I was not an early riser while researching these actions, or even when I pondered how I might implement them. But once I started taking actions, a “magical” transformation occurred: I became a person who woke up early and got things done!
So if you want to be a working actor, start taking the actions that successful working actors took—and take—right now. Look past the glamor (that’s all marketing and spin designed to sell you things) and examine the mundane, day-to-day actions. Pay less attention to how they got an agent or a hit series and more to their work ethic, their constant training, and the things they do that make it possible to be available for the jobs that come their way.
You don’t have to believe it will work to make your life work. Even now, in my heart of hearts (or, let’s be real, my “thinker”), I’m still a gal who prefers staying up until 2am and waking at the crack of noon.
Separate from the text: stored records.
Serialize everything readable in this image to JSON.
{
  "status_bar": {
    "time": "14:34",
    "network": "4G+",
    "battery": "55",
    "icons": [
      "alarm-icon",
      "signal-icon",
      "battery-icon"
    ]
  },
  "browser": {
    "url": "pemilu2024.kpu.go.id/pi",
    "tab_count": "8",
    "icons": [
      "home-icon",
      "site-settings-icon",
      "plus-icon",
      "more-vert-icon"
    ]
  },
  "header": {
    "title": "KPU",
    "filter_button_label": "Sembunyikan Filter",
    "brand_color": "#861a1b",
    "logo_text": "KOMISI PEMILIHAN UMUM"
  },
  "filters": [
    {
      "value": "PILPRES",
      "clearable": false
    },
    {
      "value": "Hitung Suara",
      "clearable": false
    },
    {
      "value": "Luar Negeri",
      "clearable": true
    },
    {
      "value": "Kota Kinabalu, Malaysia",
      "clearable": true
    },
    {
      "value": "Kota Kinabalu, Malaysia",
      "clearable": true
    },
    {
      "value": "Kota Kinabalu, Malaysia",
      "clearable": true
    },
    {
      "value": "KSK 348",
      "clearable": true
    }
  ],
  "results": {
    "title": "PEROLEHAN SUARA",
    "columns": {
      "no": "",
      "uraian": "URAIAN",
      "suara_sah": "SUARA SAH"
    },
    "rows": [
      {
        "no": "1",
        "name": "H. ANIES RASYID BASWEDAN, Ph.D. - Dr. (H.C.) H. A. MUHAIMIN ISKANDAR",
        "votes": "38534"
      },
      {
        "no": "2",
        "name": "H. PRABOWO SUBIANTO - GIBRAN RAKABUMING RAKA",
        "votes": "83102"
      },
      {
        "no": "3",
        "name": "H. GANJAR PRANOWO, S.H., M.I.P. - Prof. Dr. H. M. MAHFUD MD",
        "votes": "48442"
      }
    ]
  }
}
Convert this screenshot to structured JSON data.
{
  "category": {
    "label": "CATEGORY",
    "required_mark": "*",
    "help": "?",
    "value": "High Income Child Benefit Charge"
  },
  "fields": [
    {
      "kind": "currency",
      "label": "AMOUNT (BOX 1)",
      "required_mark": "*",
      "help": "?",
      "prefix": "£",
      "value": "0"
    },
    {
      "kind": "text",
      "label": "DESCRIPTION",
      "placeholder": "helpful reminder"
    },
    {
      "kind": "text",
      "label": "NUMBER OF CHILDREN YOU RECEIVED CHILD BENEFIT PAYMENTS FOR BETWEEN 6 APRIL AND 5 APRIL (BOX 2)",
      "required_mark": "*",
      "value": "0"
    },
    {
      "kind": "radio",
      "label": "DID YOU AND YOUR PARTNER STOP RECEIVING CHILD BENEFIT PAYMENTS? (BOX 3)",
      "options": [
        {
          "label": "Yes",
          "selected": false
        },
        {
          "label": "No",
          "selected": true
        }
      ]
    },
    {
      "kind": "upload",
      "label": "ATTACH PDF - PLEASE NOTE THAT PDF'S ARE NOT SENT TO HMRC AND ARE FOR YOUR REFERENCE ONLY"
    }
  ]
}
But to myself and on the world stage, I’m an early-rising, get-things-done person who is up at 5am and at my desk by 8, with a host of activities in between.
What could you be if you started taking actions today?
BOOK(s) OF THE MONTH: I’ve been switching back and forth between spiritual literature and “fun” reading of late. I’m still in search of that ideal book on meditation—probably because I can’t take the actions of a daily meditator—but I finally caught up with the classic novel Fat City, by Leonard Gardner. A story of two boxers, one possibly on the rise, one deluding himself about his freefall, it’s a novel where place is character (run-down 1960s Sacramento) and the people who populate it are instantly, often painfully recognizable. As the NY Times aptly put it, “The triumph of the book is its action [emphasis mine!] Running, fighting, loving, weeding, harvesting, these men stay in motion in order not to be doomed. So powerfully does Gardner record their actions that we recall their lives, not their defeats.” Bonus-extra: you can read it, then watch the wonderful John Huston film adapted from the book, with a baby-faced Jeff Bridges, a heroic Stacy Keach Jr., and the singularly brilliant Susan Tyrell.